Max spots injured arctic animals at the North Pole—he must solve addition problems to unlock rescue supplies before midnight sun disappears!

Standard: CCSS.MATH.3.NBT.A.2

What's Included

48 Addition No Regrouping problems
Midnight Sun theme to keep kids motivated
Score, Name, Date and Time fields
Answer key on page 2
Print-ready PDF — Letter size
standard difficulty level

About this Grade 3 Addition No Regrouping Drill

Addition without regrouping is a foundational skill that builds your third grader's confidence with multi-digit numbers. At ages 8–9, students are developing the mental stamina to handle problems like 234 + 123, where each column adds up to 9 or less. This skill matters because it teaches children to organize their thinking vertically and understand place value—tens separate from ones, hundreds separate from tens. When students can add without regrouping fluently, they're not juggling too many steps at once, which frees up mental energy to focus on accuracy. Mastering this skill now prepares them for the challenge of regrouping (or carrying) in the coming months. It's also deeply practical: calculating prices at a store, tracking points in a game, or even imagining the hours of daylight during a midnight-sun adventure all depend on adding numbers correctly.
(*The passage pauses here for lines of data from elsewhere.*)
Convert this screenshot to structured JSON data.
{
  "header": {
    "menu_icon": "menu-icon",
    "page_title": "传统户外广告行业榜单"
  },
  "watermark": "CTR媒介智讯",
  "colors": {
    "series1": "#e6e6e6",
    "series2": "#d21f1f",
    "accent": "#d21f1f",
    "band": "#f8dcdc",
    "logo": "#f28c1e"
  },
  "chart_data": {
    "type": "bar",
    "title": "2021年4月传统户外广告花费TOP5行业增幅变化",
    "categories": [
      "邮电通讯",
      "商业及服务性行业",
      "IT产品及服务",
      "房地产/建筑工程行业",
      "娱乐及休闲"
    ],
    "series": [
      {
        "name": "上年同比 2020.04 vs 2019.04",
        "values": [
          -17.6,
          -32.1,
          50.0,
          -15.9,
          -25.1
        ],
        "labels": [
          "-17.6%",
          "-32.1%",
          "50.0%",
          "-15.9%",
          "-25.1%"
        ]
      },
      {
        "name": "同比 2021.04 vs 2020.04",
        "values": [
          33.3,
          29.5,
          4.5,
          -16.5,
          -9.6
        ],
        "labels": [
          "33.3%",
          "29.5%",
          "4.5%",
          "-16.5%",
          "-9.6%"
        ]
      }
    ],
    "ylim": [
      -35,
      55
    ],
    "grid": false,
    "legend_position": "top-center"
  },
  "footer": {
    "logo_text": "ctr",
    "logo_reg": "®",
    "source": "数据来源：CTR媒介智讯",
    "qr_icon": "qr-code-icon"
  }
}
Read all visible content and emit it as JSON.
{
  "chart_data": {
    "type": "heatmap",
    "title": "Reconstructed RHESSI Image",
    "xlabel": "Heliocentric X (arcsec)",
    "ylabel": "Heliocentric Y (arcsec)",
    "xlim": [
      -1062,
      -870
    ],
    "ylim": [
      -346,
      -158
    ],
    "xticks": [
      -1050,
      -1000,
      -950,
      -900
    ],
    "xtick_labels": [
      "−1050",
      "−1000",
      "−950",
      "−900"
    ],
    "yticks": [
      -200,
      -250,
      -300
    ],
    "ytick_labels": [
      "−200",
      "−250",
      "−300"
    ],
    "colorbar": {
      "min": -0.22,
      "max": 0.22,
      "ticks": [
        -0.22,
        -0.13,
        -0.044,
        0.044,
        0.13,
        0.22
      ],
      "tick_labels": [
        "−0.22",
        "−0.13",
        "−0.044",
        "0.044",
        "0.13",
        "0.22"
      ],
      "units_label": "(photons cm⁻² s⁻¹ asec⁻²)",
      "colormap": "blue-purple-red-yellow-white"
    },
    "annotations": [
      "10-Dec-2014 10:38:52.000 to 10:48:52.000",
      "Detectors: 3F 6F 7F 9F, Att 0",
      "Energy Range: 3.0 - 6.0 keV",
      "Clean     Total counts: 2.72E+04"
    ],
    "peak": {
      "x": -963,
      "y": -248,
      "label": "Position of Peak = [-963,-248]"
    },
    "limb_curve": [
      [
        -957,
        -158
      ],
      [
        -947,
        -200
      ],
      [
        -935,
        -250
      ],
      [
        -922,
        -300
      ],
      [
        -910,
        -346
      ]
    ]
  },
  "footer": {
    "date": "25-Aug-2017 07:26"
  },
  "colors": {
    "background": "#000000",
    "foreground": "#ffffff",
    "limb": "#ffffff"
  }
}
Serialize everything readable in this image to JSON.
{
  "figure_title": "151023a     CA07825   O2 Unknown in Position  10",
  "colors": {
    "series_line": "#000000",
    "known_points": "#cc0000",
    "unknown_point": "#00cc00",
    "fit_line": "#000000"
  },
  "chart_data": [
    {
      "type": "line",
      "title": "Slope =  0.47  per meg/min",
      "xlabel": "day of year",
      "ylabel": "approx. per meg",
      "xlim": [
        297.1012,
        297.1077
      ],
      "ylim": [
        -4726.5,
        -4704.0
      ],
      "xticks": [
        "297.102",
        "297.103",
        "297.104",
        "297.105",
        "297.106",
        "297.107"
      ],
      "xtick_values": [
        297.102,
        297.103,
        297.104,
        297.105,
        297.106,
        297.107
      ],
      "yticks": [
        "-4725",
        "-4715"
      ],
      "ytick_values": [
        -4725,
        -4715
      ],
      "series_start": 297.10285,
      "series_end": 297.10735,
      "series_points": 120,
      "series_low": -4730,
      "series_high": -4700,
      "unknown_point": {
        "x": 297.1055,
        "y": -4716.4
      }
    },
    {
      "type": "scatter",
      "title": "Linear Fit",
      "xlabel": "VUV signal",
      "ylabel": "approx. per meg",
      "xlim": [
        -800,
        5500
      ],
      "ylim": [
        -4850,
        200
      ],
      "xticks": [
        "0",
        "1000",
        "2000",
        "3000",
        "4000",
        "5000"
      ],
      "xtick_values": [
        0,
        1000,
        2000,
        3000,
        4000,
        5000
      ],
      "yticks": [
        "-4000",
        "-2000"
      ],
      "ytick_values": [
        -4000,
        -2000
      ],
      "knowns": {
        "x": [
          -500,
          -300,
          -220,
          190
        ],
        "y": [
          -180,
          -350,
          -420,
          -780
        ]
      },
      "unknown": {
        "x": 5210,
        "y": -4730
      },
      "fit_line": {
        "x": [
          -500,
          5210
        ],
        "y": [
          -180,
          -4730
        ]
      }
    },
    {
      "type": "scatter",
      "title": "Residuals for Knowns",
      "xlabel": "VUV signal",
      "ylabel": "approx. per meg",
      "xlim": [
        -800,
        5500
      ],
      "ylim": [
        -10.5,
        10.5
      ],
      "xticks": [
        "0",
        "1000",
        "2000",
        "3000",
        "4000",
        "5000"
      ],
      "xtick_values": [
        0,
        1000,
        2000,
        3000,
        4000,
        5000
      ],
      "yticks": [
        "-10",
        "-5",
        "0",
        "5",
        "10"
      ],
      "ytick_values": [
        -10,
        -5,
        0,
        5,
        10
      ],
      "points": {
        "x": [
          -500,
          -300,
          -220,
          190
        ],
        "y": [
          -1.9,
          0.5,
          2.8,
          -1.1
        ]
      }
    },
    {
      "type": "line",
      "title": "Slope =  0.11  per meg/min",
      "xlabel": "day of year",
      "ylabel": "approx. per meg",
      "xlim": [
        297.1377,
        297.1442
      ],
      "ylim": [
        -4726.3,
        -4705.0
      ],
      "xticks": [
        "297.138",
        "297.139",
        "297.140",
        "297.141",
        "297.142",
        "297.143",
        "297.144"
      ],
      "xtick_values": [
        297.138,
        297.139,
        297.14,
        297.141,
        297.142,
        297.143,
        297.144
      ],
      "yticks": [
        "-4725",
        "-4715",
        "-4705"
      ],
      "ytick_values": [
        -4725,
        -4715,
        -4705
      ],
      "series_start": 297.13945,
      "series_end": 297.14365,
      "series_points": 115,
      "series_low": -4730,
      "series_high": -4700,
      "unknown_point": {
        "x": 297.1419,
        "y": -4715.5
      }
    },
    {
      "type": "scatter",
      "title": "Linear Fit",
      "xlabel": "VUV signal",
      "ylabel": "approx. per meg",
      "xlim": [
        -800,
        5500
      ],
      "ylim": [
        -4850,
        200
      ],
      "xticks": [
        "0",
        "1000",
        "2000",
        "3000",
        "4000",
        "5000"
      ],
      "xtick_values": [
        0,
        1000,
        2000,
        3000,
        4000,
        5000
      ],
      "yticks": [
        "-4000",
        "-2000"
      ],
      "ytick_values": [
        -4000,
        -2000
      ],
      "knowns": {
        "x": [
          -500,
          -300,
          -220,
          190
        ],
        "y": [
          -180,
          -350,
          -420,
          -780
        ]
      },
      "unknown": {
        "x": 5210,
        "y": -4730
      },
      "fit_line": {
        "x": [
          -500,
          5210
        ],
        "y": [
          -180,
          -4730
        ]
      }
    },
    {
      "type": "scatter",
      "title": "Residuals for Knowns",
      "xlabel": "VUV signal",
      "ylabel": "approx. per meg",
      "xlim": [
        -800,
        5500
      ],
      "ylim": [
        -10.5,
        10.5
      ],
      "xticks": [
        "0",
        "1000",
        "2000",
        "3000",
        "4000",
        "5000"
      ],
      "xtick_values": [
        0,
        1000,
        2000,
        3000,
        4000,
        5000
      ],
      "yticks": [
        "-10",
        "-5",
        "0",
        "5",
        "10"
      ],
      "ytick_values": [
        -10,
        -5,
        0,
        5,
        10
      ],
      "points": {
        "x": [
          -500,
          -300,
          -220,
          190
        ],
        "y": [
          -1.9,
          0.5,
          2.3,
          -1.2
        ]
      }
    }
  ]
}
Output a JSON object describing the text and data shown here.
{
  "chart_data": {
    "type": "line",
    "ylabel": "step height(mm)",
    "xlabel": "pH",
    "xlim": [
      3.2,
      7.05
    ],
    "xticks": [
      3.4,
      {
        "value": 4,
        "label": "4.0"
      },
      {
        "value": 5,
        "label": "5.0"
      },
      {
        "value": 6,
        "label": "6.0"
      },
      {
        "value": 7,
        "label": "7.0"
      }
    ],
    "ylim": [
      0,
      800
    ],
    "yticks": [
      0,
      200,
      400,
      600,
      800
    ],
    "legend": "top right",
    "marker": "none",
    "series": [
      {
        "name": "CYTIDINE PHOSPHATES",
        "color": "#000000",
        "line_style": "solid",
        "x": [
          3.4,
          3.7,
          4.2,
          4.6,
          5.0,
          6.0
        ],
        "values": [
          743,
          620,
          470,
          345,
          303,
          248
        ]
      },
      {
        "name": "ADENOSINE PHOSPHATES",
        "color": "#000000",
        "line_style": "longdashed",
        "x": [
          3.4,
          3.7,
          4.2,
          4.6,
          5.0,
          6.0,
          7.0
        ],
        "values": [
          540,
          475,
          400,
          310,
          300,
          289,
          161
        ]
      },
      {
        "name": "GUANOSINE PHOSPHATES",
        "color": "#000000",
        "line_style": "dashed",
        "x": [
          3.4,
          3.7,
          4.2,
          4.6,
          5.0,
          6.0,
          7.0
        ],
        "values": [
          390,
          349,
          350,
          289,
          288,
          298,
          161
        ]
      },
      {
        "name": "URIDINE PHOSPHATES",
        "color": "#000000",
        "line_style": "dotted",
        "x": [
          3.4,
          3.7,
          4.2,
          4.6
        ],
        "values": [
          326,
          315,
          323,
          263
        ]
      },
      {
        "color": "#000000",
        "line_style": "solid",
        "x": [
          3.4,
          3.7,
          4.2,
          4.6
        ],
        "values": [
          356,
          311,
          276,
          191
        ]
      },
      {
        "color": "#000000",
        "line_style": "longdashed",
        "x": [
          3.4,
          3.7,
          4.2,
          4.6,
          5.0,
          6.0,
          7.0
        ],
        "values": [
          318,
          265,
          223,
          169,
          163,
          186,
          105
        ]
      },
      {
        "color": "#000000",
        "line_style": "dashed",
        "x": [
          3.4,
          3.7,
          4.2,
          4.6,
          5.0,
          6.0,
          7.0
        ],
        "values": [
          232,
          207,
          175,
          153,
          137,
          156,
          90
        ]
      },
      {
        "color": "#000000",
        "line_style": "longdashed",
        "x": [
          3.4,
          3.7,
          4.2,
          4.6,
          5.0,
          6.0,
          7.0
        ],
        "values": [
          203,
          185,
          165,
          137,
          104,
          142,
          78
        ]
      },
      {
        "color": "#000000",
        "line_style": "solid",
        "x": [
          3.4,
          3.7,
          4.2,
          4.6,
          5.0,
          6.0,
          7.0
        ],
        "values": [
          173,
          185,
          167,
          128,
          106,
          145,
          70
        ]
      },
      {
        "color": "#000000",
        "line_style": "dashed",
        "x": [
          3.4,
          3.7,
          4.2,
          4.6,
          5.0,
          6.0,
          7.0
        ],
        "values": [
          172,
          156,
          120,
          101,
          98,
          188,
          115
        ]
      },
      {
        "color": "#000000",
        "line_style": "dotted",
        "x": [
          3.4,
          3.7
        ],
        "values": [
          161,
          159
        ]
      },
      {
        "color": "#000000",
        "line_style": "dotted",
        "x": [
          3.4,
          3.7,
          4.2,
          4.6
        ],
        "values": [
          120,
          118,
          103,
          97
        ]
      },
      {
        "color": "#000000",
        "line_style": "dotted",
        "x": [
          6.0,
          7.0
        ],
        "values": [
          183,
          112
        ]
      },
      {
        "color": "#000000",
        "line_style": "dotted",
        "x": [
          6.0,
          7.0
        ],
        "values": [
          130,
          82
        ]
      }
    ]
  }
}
What your student will practice

Common mistakes to watch for

Many Grade 3 students align digits incorrectly on the page—they'll write 25 + 134 as 25 on top and 134 below, but shifted left instead of lining up the ones column. Another common error is adding the digits in the wrong column, such as combining the tens digits with the ones digits. Some children also struggle to recognize which problems *don't* need regrouping, so they'll carry a 1 even when 3 + 4 = 7 (no carry needed). Watch for these signs during practice: messy spacing, answers that are too large, or confusion about place value.

Teacher Tip

Play a real-world game with your child using household items priced under $10. Write down prices for snacks or toys, then ask them to find the total cost of two or three items using pencil and paper with a clear vertical layout. For example: 'If a notebook costs $23 and a pencil costs $14, how much do we spend together?' Have them write the numbers in columns and solve. This builds confidence because the task feels like a grown-up job, and the context (shopping) makes the addition feel relevant to their world.